Abstracts from pubmed Formatted for postgreSQL databases.

Annotated vs. Raw meaning
-------------------------

Annotated is synonym for lemmatized, processed bags of words with pubmed id and a boolean label.

Raw is synonym for the raw sentences used to generate the annotated bag of words and are also labeled.

All_sentences
-------------

Ex. These are 1000 identical sentences retrieved by pubmed trying to recapitulate the  RDoC concept of ‘Arousal’. The identical sentences are labeled according to the file name and meant to be combined in various ways with the other files.

- annotated_sentences_arousal_1_1000_false
- annotated_sentences_arousal_1_1000_nulled
- annotated_sentences_arousal_1_1000_true

Column data

  | pubmed id | sentence or bag of words | label | null (useful as empty field for DeepDive to apply keys) |

Column type

   | int | text or postgreSQL array | postgreSQL boolean (t,f,\N) | \N |

Experimental folders (all other folders)
----------------------------------------

Sentences from all_sentences folder were combined for use in DeepDive apps.

Within individual experiment folders:

Ex. Auditory_2_1000__vs__Psyc_1000__pdx__un_Aud_1_1000

- 1000 sentences labeled ’t’ for auditory perception.
- 1000 sentences labeled ‘f’ for auditory perception (because they belong to a generalized psychology instead).
- 1000 sentences labeled ‘\N’ for an independent set of auditory perception.

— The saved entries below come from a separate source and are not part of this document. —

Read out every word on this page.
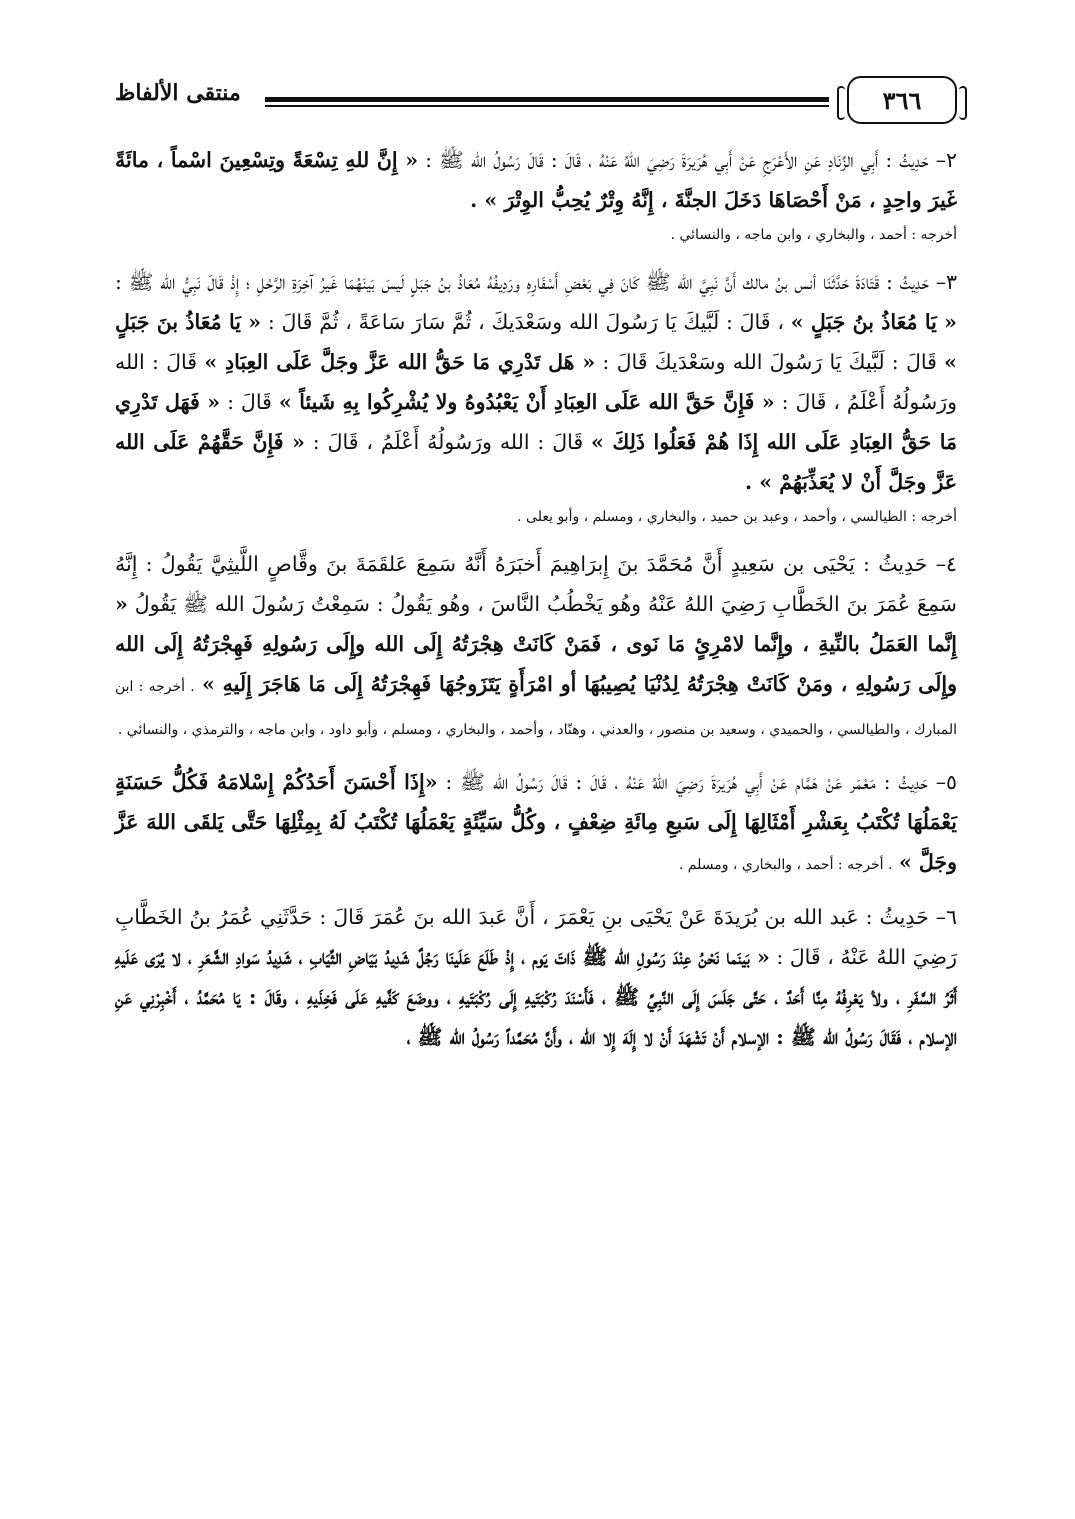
٣٦٦
منتقى الألفاظ

٢– حَدِيثُ : أَبِي الزِّنَادِ عَنِ الأَعْرَجِ عَنْ أَبِي هُرَيرَةَ رَضِيَ اللهُ عَنْهُ ، قَالَ : قَالَ رَسُولُ الله ﷺ : « إِنَّ للهِ تِسْعَةً وتِسْعِينَ اسْماً ، مائَةً غَيرَ واحِدٍ ، مَنْ أَحْصَاهَا دَخَلَ الجنَّةَ ، إِنَّهُ وِتْرٌ يُحِبُّ الوِتْرَ » .

أخرجه : أحمد ، والبخاري ، وابن ماجه ، والنسائي .

٣– حَدِيثُ : قَتَادَةَ حَدَّثَنَا أنس بنُ مالك أَنَّ نَبِيَّ الله ﷺ كَانَ فِي بَعْضِ أَسْفَارِهِ ورَدِيفُهُ مُعَاذُ بنُ جَبَلٍ لَيسَ بَينَهُمَا غَيرُ آخِرَةِ الرَّحْلِ ؛ إِذْ قَالَ نَبِيُّ الله ﷺ : « يَا مُعَاذُ بنُ جَبَلٍ » ، قَالَ : لَبَّيكَ يَا رَسُولَ الله وسَعْدَيكَ ، ثُمَّ سَارَ سَاعَةً ، ثُمَّ قَالَ : « يَا مُعَاذُ بنَ جَبَلٍ » قَالَ : لَبَّيكَ يَا رَسُولَ الله وسَعْدَيكَ قَالَ : « هَل تَدْرِي مَا حَقُّ الله عَزَّ وجَلَّ عَلَى العِبَادِ » قَالَ : الله ورَسُولُهُ أَعْلَمُ ، قَالَ : « فَإِنَّ حَقَّ الله عَلَى العِبَادِ أَنْ يَعْبُدُوهُ ولا يُشْرِكُوا بِهِ شَيئاً » قَالَ : « فَهَل تَدْرِي مَا حَقُّ العِبَادِ عَلَى الله إِذَا هُمْ فَعَلُوا ذَلِكَ » قَالَ : الله ورَسُولُهُ أَعْلَمُ ، قَالَ : « فَإِنَّ حَقَّهُمْ عَلَى الله عَزَّ وجَلَّ أَنْ لا يُعَذِّبَهُمْ » .

أخرجه : الطيالسي ، وأحمد ، وعبد بن حميد ، والبخاري ، ومسلم ، وأبو يعلى .

٤– حَدِيثُ : يَحْيَى بن سَعِيدٍ أَنَّ مُحَمَّدَ بنَ إِبرَاهِيمَ أَخبَرَهُ أَنَّهُ سَمِعَ عَلقَمَةَ بنَ وقَّاصٍ اللَّيثِيَّ يَقُولُ : إِنَّهُ سَمِعَ عُمَرَ بنَ الخَطَّابِ رَضِيَ اللهُ عَنْهُ وهُو يَخْطُبُ النَّاسَ ، وهُو يَقُولُ : سَمِعْتُ رَسُولَ الله ﷺ يَقُولُ « إِنَّما العَمَلُ بالنِّيةِ ، وإِنَّما لامْرِئٍ مَا نَوى ، فَمَنْ كَانَتْ هِجْرَتُهُ إِلَى الله وإِلَى رَسُولِهِ فَهِجْرَتُهُ إِلَى الله وإِلَى رَسُولِهِ ، ومَنْ كَانَتْ هِجْرَتُهُ لِدُنْيَا يُصِيبُهَا أو امْرَأَةٍ يَتَزَوجُهَا فَهِجْرَتُهُ إِلَى مَا هَاجَرَ إِلَيهِ » . أخرجه : ابن المبارك ، والطيالسي ، والحميدي ، وسعيد بن منصور ، والعدني ، وهنّاد ، وأحمد ، والبخاري ، ومسلم ، وأبو داود ، وابن ماجه ، والترمذي ، والنسائي .

٥– حَدِيثُ : مَعْمَر عَنْ هَمَّام عَنْ أَبِي هُرَيرَةَ رَضِيَ اللهُ عَنْهُ ، قَالَ : قَالَ رَسُولُ الله ﷺ : «إِذَا أَحْسَنَ أَحَدُكُمْ إِسْلامَهُ فَكُلُّ حَسَنَةٍ يَعْمَلُهَا تُكْتَبُ بِعَشْرِ أَمْثَالِهَا إِلَى سَبعِ مِائَةِ ضِعْفٍ ، وكُلُّ سَيِّئَةٍ يَعْمَلُهَا تُكْتَبُ لَهُ بِمِثْلِهَا حَتَّى يَلقَى اللهَ عَزَّ وجَلَّ » . أخرجه : أحمد ، والبخاري ، ومسلم .

٦– حَدِيثُ : عَبد الله بن بُرَيدَةَ عَنْ يَحْيَى بنِ يَعْمَرَ ، أَنَّ عَبدَ الله بنَ عُمَرَ قَالَ : حَدَّثَنِي عُمَرُ بنُ الخَطَّابِ رَضِيَ اللهُ عَنْهُ ، قَالَ : « بَينَما نَحْنُ عِنْدَ رَسُولِ الله ﷺ ذَاتَ يَوم ، إِذْ طَلَعَ عَلَينَا رَجُلٌ شَدِيدُ بَيَاضِ الثِّيَابِ ، شَدِيدُ سَوادِ الشَّعَرِ ، لا يُرَى عَلَيهِ أَثَرُ السَّفَرِ ، ولأ يَعْرِفُهُ مِنَّا أَحَدٌ ، حَتَّى جَلَسَ إِلَى النَّبِيِّ ﷺ ، فَأَسْنَدَ رُكْبَتَيهِ إِلَى رُكْبَتَيهِ ، ووضَعَ كَفَّيهِ عَلَى فَخِذَيهِ ، وقَالَ : يَا مُحَمَّدُ ، أَخْبِرْنِي عَنِ الإسلام ، فَقَالَ رَسُولُ الله ﷺ : الإسلام أَنْ تَشْهَدَ أَنْ لا إِلَهَ إِلا الله ، وأَنَّ مُحَمَّداً رَسُولُ الله ﷺ ،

In our DeepDive apps, the ’t’ and ‘f’ sentences are used for training and the ‘\N’ labeled sentences will be predicted.

Due to a peculiarity of the version of DeepDive we used, we also added ‘\N’ labels to all the ’t’ and ‘f’. This was required to enable our evaluation of the training as well as the holdout sentences in DeepDive on a sentence by sentence basis, something DeepDive did not clearly enable otherwise.